Bilanzveranstaltung Umsetzungsstand BTHG

18. September 2019

Umsetzungsstand BTHG: Veranstaltung zieht Zwischenbilanz

Am 16. und 17. September zogen 280 Vertreterinnen und Vertreter aller Bereiche des sozialrechtlichen Dreiecks eine Bilanz zum Umsetzungsstand des BTHG. Nach Berlin eingeladen wurden sie vom Projekt Umsetzungsbegleitung BTHG. Im Zentrum der Bilanzveranstaltung standen drei zentrale Fragen: Wie kommt die Umsetzung des Gesetzes voran? Was bleibt zu tun, um „Leistungen wie aus einer Hand“ zu ermöglichen? Und wie geht es politisch weiter mit dem BTHG?

Dr. Rolf Schmachtenberg, Staatssekretär im Bundesministerium für Arbeit und Soziales erläuterte den Teilnehmenden in seinem Eröffnungsvortrag den Paradigmenwechsel von der historisch gewachsenen fürsorglichen Fremdbestimmung hin zu einem modernen selbstbestimmten Teilhaberecht. Der dafür notwendige „Kraftakt“ wurde in der anschließenden Podiumsdiskussion mit der ASMK-Vorsitzenden und Sozialministerin in Mecklenburg-Vorpommern, Stefanie Drese, sowie Vertreterinnen und Vertretern von Kommunen, Leistungserbringern und Betroffenen diskutiert: der ambitionierte Zeitplan für die Umsetzung, die Systemunterschiede zwischen den Bundesländern, die Verhandlung von Landesrahmenverträgen vor dem Hintergrund unterschiedlicher Vorstellungen von Teilhabe sowie die Suche und Schulung von Personal für die Eingliederungshilfe. Einig waren sich die Diskutierenden darin, dass es eines umfassenden Bewusstseinswandels bedürfe, für den mit dem BTHG die rechtliche Grundlage geschaffen worden sei.

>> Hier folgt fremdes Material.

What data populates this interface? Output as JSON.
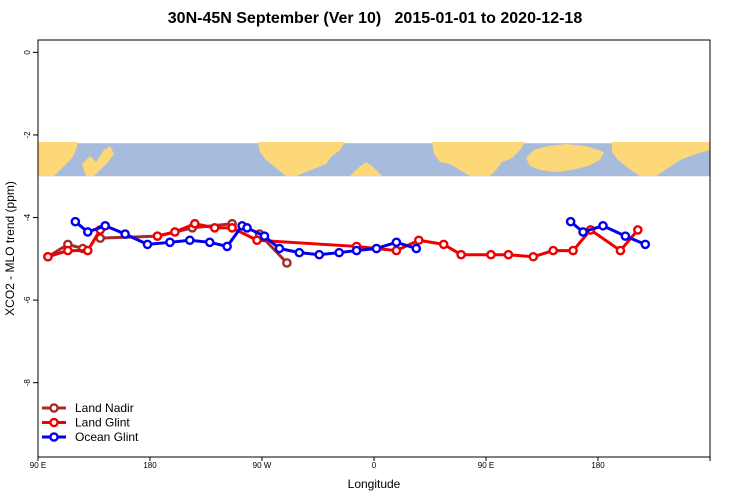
{
  "chart_data": {
    "type": "line",
    "title": "30N-45N September (Ver 10)   2015-01-01 to 2020-12-18",
    "xlabel": "Longitude",
    "ylabel": "XCO2 - MLO trend (ppm)",
    "xlim": [
      -90,
      180
    ],
    "ylim": [
      -9.8,
      0.3
    ],
    "x_ticks": [
      {
        "value": -90,
        "label": "90 E"
      },
      {
        "value": -45,
        "label": "180"
      },
      {
        "value": 0,
        "label": "90 W"
      },
      {
        "value": 45,
        "label": "0"
      },
      {
        "value": 90,
        "label": "90 E"
      },
      {
        "value": 135,
        "label": "180"
      }
    ],
    "y_ticks": [
      0,
      -2,
      -4,
      -6,
      -8
    ],
    "map_band": {
      "y_top": -2.2,
      "y_bottom": -3.0,
      "ocean_color": "#a7bcdd",
      "land_color": "#fdd879"
    },
    "legend_position": "bottom-left",
    "grid": false,
    "series": [
      {
        "name": "Land Nadir",
        "color": "#a52a2a",
        "x": [
          -86,
          -78,
          -72,
          -65,
          -42,
          -28,
          -12,
          -1,
          10
        ],
        "y": [
          -4.95,
          -4.65,
          -4.75,
          -4.5,
          -4.45,
          -4.25,
          -4.15,
          -4.4,
          -5.1
        ],
        "breaks": [
          3,
          7
        ]
      },
      {
        "name": "Land Glint",
        "color": "#ee0000",
        "x": [
          -86,
          -78,
          -70,
          -65,
          -42,
          -35,
          -27,
          -19,
          -12,
          -2,
          38,
          46,
          54,
          63,
          73,
          80,
          92,
          99,
          109,
          117,
          125,
          132,
          144,
          151
        ],
        "y": [
          -4.95,
          -4.8,
          -4.8,
          -4.3,
          -4.45,
          -4.35,
          -4.15,
          -4.25,
          -4.25,
          -4.55,
          -4.7,
          -4.75,
          -4.8,
          -4.55,
          -4.65,
          -4.9,
          -4.9,
          -4.9,
          -4.95,
          -4.8,
          -4.8,
          -4.3,
          -4.8,
          -4.3
        ],
        "breaks": [
          4
        ]
      },
      {
        "name": "Ocean Glint",
        "color": "#0000ee",
        "x": [
          -75,
          -70,
          -63,
          -55,
          -46,
          -37,
          -29,
          -21,
          -14,
          -8,
          -6,
          1,
          7,
          15,
          23,
          31,
          38,
          46,
          54,
          62,
          124,
          129,
          137,
          146,
          154
        ],
        "y": [
          -4.1,
          -4.35,
          -4.2,
          -4.4,
          -4.65,
          -4.6,
          -4.55,
          -4.6,
          -4.7,
          -4.2,
          -4.25,
          -4.45,
          -4.75,
          -4.85,
          -4.9,
          -4.85,
          -4.8,
          -4.75,
          -4.6,
          -4.75,
          -4.1,
          -4.35,
          -4.2,
          -4.45,
          -4.65
        ],
        "breaks": [
          20
        ]
      }
    ]
  }
}
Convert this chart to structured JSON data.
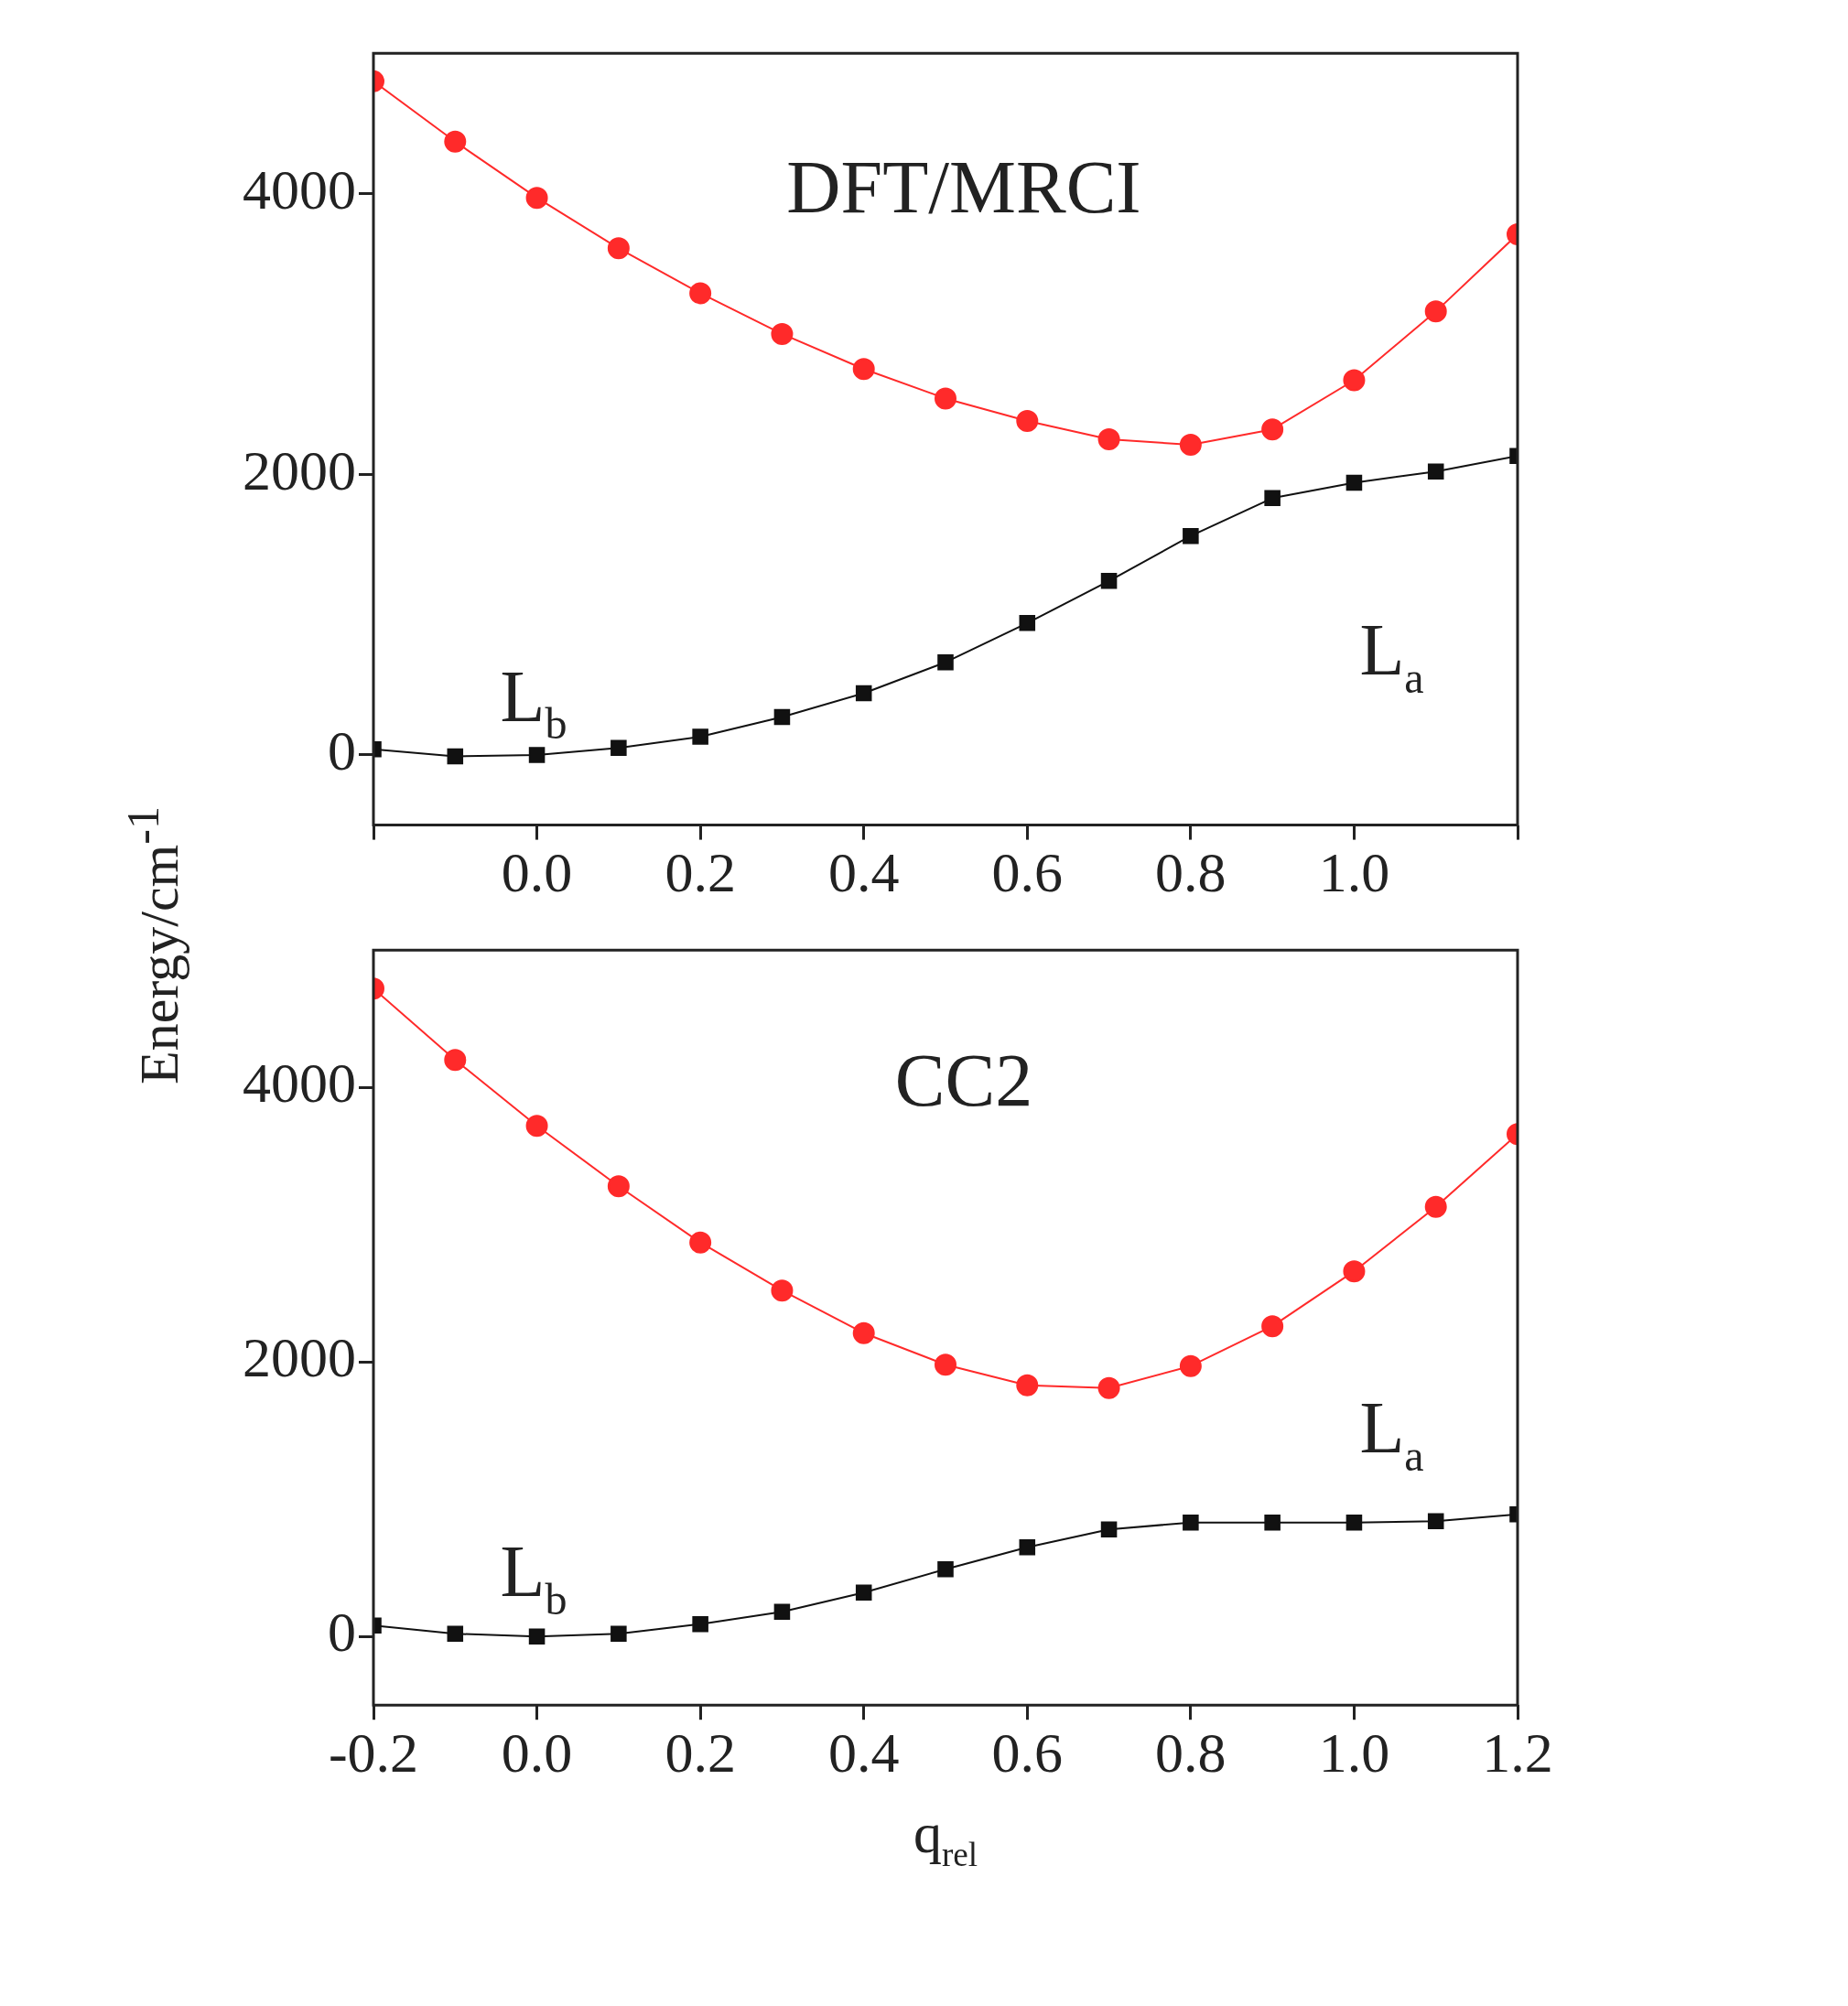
{
  "chart_data": [
    {
      "type": "line",
      "title": "DFT/MRCI",
      "ylabel": "Energy/cm$^{-1}$",
      "x": [
        -0.2,
        -0.1,
        0.0,
        0.1,
        0.2,
        0.3,
        0.4,
        0.5,
        0.6,
        0.7,
        0.8,
        0.9,
        1.0,
        1.1,
        1.2
      ],
      "series": [
        {
          "color": "#ff2a2a",
          "marker": "circle",
          "values": [
            4800,
            4370,
            3970,
            3610,
            3290,
            3000,
            2750,
            2540,
            2380,
            2250,
            2210,
            2320,
            2670,
            3160,
            3710
          ]
        },
        {
          "color": "#111111",
          "marker": "square",
          "values": [
            40,
            -10,
            0,
            50,
            130,
            270,
            440,
            660,
            940,
            1240,
            1560,
            1830,
            1940,
            2020,
            2130
          ]
        }
      ],
      "xlim": [
        -0.2,
        1.2
      ],
      "xticks": [
        {
          "value": -0.2,
          "label": null
        },
        {
          "value": 0,
          "label": "0.0"
        },
        0.2,
        0.4,
        0.6,
        0.8,
        {
          "value": 1,
          "label": "1.0"
        },
        {
          "value": 1.2,
          "label": null
        }
      ],
      "ylim": [
        -500,
        5000
      ],
      "yticks": [
        0,
        2000,
        4000
      ],
      "grid": false,
      "legend": false,
      "annotations": [
        "L$_{b}$",
        "L$_{a}$"
      ]
    },
    {
      "type": "line",
      "title": "CC2",
      "xlabel": "q$_{rel}$",
      "x": [
        -0.2,
        -0.1,
        0.0,
        0.1,
        0.2,
        0.3,
        0.4,
        0.5,
        0.6,
        0.7,
        0.8,
        0.9,
        1.0,
        1.1,
        1.2
      ],
      "series": [
        {
          "color": "#ff2a2a",
          "marker": "circle",
          "values": [
            4720,
            4200,
            3720,
            3280,
            2870,
            2520,
            2210,
            1980,
            1830,
            1810,
            1970,
            2260,
            2660,
            3130,
            3660
          ]
        },
        {
          "color": "#111111",
          "marker": "square",
          "values": [
            80,
            20,
            0,
            20,
            90,
            180,
            320,
            490,
            650,
            780,
            830,
            830,
            830,
            840,
            890
          ]
        }
      ],
      "xlim": [
        -0.2,
        1.2
      ],
      "xticks": [
        -0.2,
        {
          "value": 0,
          "label": "0.0"
        },
        0.2,
        0.4,
        0.6,
        0.8,
        {
          "value": 1,
          "label": "1.0"
        },
        1.2
      ],
      "ylim": [
        -500,
        5000
      ],
      "yticks": [
        0,
        2000,
        4000
      ],
      "grid": false,
      "legend": false,
      "annotations": [
        "L$_{b}$",
        "L$_{a}$"
      ]
    }
  ]
}
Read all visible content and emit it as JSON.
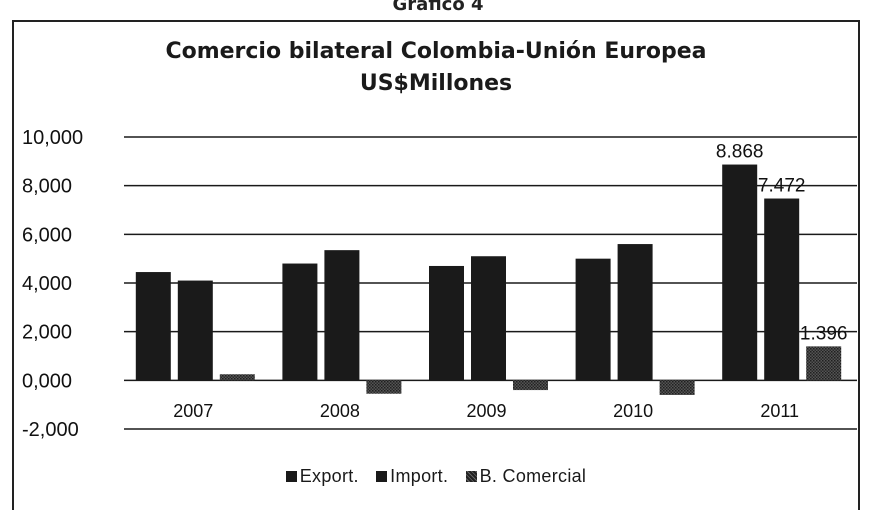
{
  "caption": "Gráfico 4",
  "chart_data": {
    "type": "bar",
    "title": "Comercio bilateral Colombia-Unión Europea",
    "subtitle": "US$Millones",
    "categories": [
      "2007",
      "2008",
      "2009",
      "2010",
      "2011"
    ],
    "series": [
      {
        "name": "Export.",
        "values": [
          4450,
          4800,
          4700,
          5000,
          8868
        ],
        "color": "#1a1a1a"
      },
      {
        "name": "Import.",
        "values": [
          4100,
          5350,
          5100,
          5600,
          7472
        ],
        "color": "#1a1a1a"
      },
      {
        "name": "B. Comercial",
        "values": [
          250,
          -550,
          -400,
          -600,
          1396
        ],
        "color": "#3a3a3a"
      }
    ],
    "data_labels": [
      {
        "series": 0,
        "index": 4,
        "text": "8.868"
      },
      {
        "series": 1,
        "index": 4,
        "text": "7.472"
      },
      {
        "series": 2,
        "index": 4,
        "text": "1.396"
      }
    ],
    "y_ticks": [
      "10,000",
      "8,000",
      "6,000",
      "4,000",
      "2,000",
      "0,000",
      "-2,000"
    ],
    "y_tick_values": [
      10000,
      8000,
      6000,
      4000,
      2000,
      0,
      -2000
    ],
    "ylim": [
      -2000,
      10000
    ],
    "grid": true,
    "legend_position": "bottom"
  }
}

Dass dieser Bewusstseinswandel nicht nur die Eingliederungshilfe, sondern alle Rehabilitationsträger betreffen muss, war Gegenstand der ersten Podiumsdiskussion des zweiten Veranstaltungstages. Vertreterinnen und Vertreter von GKV-Spitzenverband, Bundesagentur für Arbeit, Deutscher Rentenversicherung und den Unfallkassen besprachen, was notwendig ist, damit die Komplexität des Sozialsystems nicht zu Lasten der Menschen mit Behinderungen geht. Für Leistungen „wie aus einer Hand“, ein zentrales Ziel des BTHG, soll die „Gemeinsame Empfehlung Rehaprozess“ der Bundesarbeitsgemeinschaft für Rehabilitation eine Grundlage legen. Die Podiumsteilnehmerinnen und
-teilnehmer machten jedoch deutlich, dass neue Prozesse und Strukturen nur durch intensive Kommunikation und Schulung bei den Mitarbeitern ankämen. Das in der Praxis noch viel Nachholbedarf in der Zusammenarbeit der Rehabilitationsträger besteht, wurde in der Diskussion mit den Teilnehmenden deutlich.

Zum Abschluss der Bilanzveranstaltung diskutierten die behindertenpolitischen Sprecherinnen und Sprecher von CDU, FDP, Linken und Grünen die Weiterentwicklung des BTHG. Dass der Mensch im Mittelpunkt des Verwaltungshandelns stehen müsse und dies vielerorts nicht der Fall sei, war Konsens zwischen den Politikerinnen und Politikern. Die Tücken des gegliederten Sozialsystems würden durch das BTHG besonders deutlich und seien noch komplexer geworden. Auftrag der Politik sei es, das BTHG weiterzuentwickeln, wo gesetzliche Regelungen erforderlich seien, und Druck auszuüben, wo geltendes Recht nicht eingehalten werde.

Eine ausführliche Dokumentation der Veranstaltung wird demnächst auf der Website zu finden sein.